At first blush, art and math couldn’t seem more different from one another: free-flowing creative expression versus rigid rule-based analysis. But the histories of the two disciplines are deeply intertwined. The mathematicians of the medieval Middle East developed algebra and represented the patterns they found there in woven tapestries and mosaic tessellations. Tessellation is the creation of a two-dimensional plane with regular and repeating geometric shapes that fit together with no overlaps and no gaps, like the tiles of a bathroom floor.
Radmila Sazdanovic, a postdoctoral researcher in the Department of Mathematics in the School of Arts and Sciences, puts a modern spin on this tradition. As a mathematician, she studies theoretical spaces and surfaces. As an artist, she applies this knowledge to make swirling patterns imbued with subtle symmetries and geometric elegance.
A collection of her work, “Fisheye View of Mathematics,” is on display and available for purchase at the Burrison Gallery in the University Club at Penn, 3611 Walnut St. The exhibit is on display through April 6.
Sazdanovic’s art uses hyperbolic geometry, rather than Euclidean geometry, which is especially relevant for tessellations.
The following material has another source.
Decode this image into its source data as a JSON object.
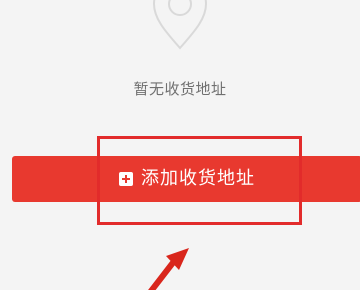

While four square tiles come together at a single point on your bathroom floor, an Euclidean plane, more shapes can fit neatly together in a hyperbolic plane.
Using a computer program called Tess, which she and her colleagues wrote in 2002, Sazdanovic generates algorithms that weave shapes of her choosing into hyperbolic tessellations. They extend infinitely in all directions, but are represented in our Euclidean world as circles, where the pattern shrinks as it approaches the edge, hence the “fisheye” in her exhibit’s name.
Sazdanovic then uses another program to select patterns within the tessellation, which she represents with additional shapes and colors.
Sazdanovic’s work is not just about pretty pictures, however. Her involvement in the world of mathematical art led to her becoming coeditor of the electronic journal Visual Mathematics.
"The relationship between math and art is a two-way street," she says. “You can use math to make something aesthetically pleasing, but also use that art to convey a mathematical idea that would take pages and pages of formulas and symbols.”
The Burrison Gallery is open Monday through Friday, 7:30 a.m. to 5 p.m., and Saturday and Sunday, 7 a.m. to 1 p.m.